In other words: In a period, transition metals exhibit similar atomic volumes. However, these small differences are very important when defining a metal crystal (as if it were a metal rock).


Two mathematical formulas are available to calculate the atomic volume of an element, each with its corresponding examples.

Example 1

Given the atomic radii of hydrogen -37 pm (1 picometer = 10 -12 m) – and cesium -265 pm-, calculate their atomic masses.

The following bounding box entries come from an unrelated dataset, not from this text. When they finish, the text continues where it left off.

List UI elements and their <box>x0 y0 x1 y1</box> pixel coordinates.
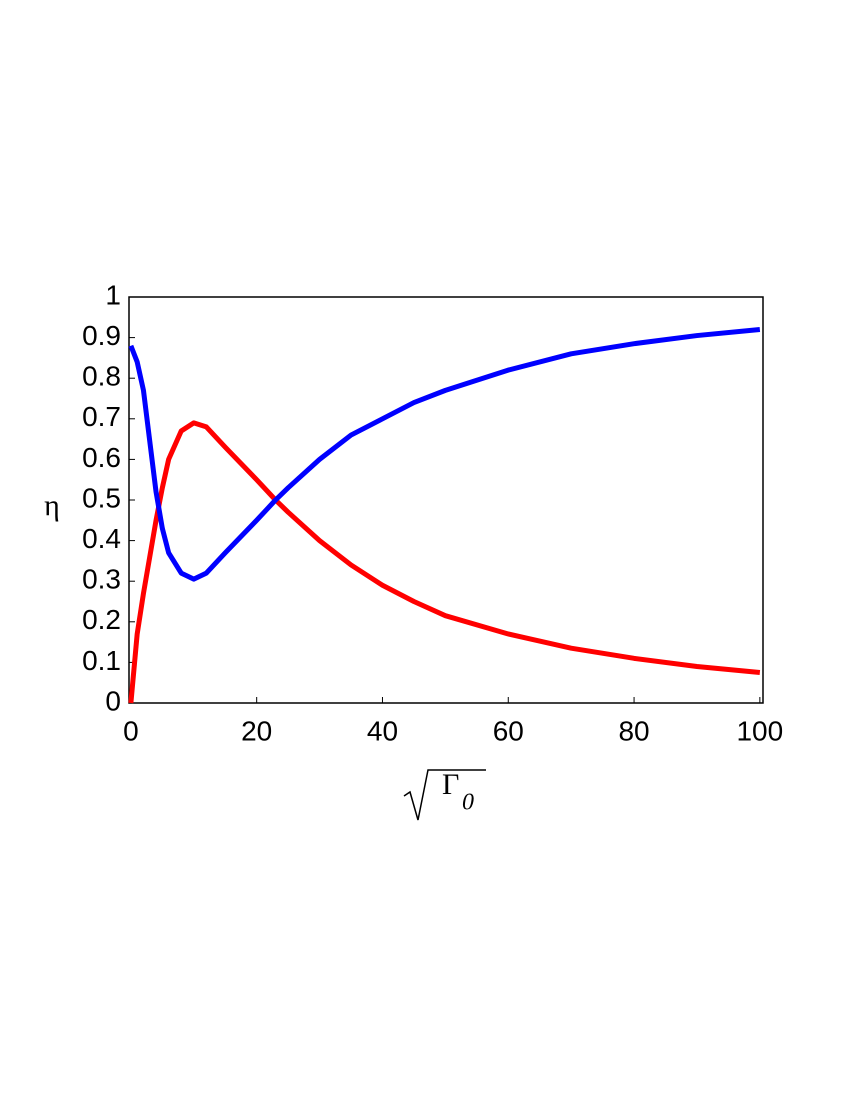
x-tick-label: 100 <box>736 715 783 746</box>
x-tick-label: 80 <box>618 715 649 746</box>
x-tick-label: 60 <box>493 715 524 746</box>
y-tick-label: 1 <box>105 279 121 310</box>
y-tick-label: 0.8 <box>82 361 121 392</box>
x-tick-label: 20 <box>241 715 272 746</box>
y-tick-label: 0.7 <box>82 401 121 432</box>
y-tick-label: 0.1 <box>82 645 121 676</box>
y-tick-label: 0.3 <box>82 564 121 595</box>
y-tick-label: 0.2 <box>82 604 121 635</box>
y-tick-label: 0.9 <box>82 320 121 351</box>
data-line <box>128 326 761 582</box>
x-label-radical <box>403 769 486 821</box>
y-tick-label: 0.6 <box>82 442 121 473</box>
x-tick-label: 0 <box>123 715 139 746</box>
x-axis-label-subscript: 0 <box>462 790 474 816</box>
x-tick-label: 40 <box>367 715 398 746</box>
y-tick-label: 0 <box>105 685 121 716</box>
y-axis-label: η <box>44 489 60 522</box>
plot-frame <box>128 296 764 704</box>
y-tick-label: 0.4 <box>82 523 121 554</box>
x-axis-label-base: Γ <box>442 768 459 801</box>
y-tick-label: 0.5 <box>82 482 121 513</box>
data-line <box>128 420 761 704</box>
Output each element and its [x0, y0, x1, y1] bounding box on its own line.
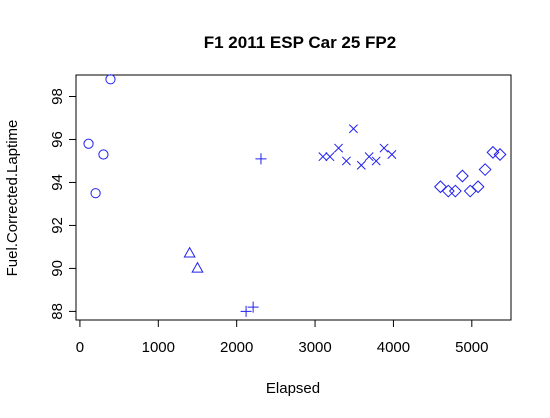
data-point-diamond: [434, 180, 447, 194]
y-tick-label: 96: [49, 131, 66, 148]
y-tick-label: 94: [49, 174, 66, 191]
data-point-cross: [334, 143, 344, 153]
x-tick-label: 4000: [377, 339, 410, 356]
data-point-triangle: [183, 246, 196, 258]
data-point-circle: [98, 149, 109, 160]
data-point-diamond: [493, 148, 507, 161]
data-points: [83, 74, 507, 317]
y-tick-label: 90: [49, 260, 66, 277]
y-tick-label: 92: [49, 217, 66, 234]
data-point-diamond: [455, 169, 469, 183]
data-point-cross: [348, 124, 358, 134]
data-point-diamond: [441, 184, 455, 198]
x-axis-label: Elapsed: [266, 380, 320, 397]
data-point-plus: [247, 301, 259, 313]
data-point-diamond: [471, 180, 485, 194]
data-point-plus: [255, 153, 267, 165]
x-tick-label: 0: [76, 339, 84, 356]
y-tick-label: 98: [49, 88, 66, 105]
data-point-triangle: [191, 261, 204, 273]
x-axis: 0 1000 2000 3000 4000 5000: [76, 319, 488, 356]
data-point-cross: [387, 150, 397, 160]
data-point-cross: [364, 152, 374, 162]
data-point-cross: [341, 156, 351, 166]
data-point-diamond: [486, 145, 500, 159]
data-point-circle: [83, 138, 94, 149]
data-point-cross: [379, 143, 389, 153]
data-point-diamond: [478, 163, 492, 177]
data-point-plus: [240, 305, 252, 317]
y-axis-label: Fuel.Corrected.Laptime: [4, 120, 21, 277]
data-point-cross: [371, 156, 381, 166]
data-point-diamond: [448, 184, 462, 198]
chart-title: F1 2011 ESP Car 25 FP2: [204, 33, 396, 52]
x-tick-label: 3000: [298, 339, 331, 356]
plot-frame: [75, 74, 512, 321]
data-point-cross: [325, 152, 335, 162]
data-point-diamond: [463, 184, 477, 198]
y-axis: 88 90 92 94 96 98: [49, 88, 77, 320]
data-point-circle: [105, 74, 116, 85]
data-point-cross: [318, 152, 328, 162]
x-tick-label: 5000: [455, 339, 488, 356]
x-tick-label: 2000: [220, 339, 253, 356]
data-point-cross: [356, 160, 366, 170]
y-tick-label: 88: [49, 303, 66, 320]
x-tick-label: 1000: [142, 339, 175, 356]
data-point-circle: [90, 188, 101, 199]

Using the formula for spherical volume, we then have:

h = (4/3)(3.14)(37 hrs) 3 = 212.07 hrs 3

c = (4/3)(3.14)(265 hrs) 3 = 77912297,67 hrs 3

However, the volumes expressed in pyrometers are excessive, so they are converted to units of angstroms, multiplying them by the conversion factor (1 in/100pm). 3 :

(212.07 pm 3 ) (1 100 / 100pm) 3 = 2.1207 × 10 -4 Å 3

(pm 77912297,67 Å 3 ) (1 100 / 100pm) 3 = 77,912 Å 3

Thus, the difference in size between the smaller atom of H and the heavier atom of Cs remains numerically clear. It should be kept in mind that these calculations are made only under the claim that an atom is perfectly spherical, which defies reality.

Example 2

The density of pure gold is 19.32 g/mL and its molar mass is 196.97 g/mol. Applying the formula M/D to calculate the amount of one mole of gold atoms is:

Au = (196.97 g/mol) / (19.32 g/mL) = 10.19 mL/mol

That is, that 1 mole of gold atoms is 10.19 mol, but what proportion of gold atoms specifically? And how to express it in units of pm 3 ? For this simply apply the following conversion factor:

(10.19 mL / mol) (mol / 6.02 10 -23 atoms) (1 m / 100 cm) 3 (1 atm / 10 at -12 m) 3 = 16,92 10 6 at 3

On the other hand, the atomic radius of gold is 166 pm. If you compare the two volumes – calculated with the formula for another rounded volume obtained by the previous method – you will find that they do not have the same value:

Au = (4/3)(3.14)(166 at) 3 = 19.15 10 6 at 3

Which of the two is closest to the acceptable value? The one that is closest to the experimental results obtained by X-ray diffraction of the crystalline structure of gold.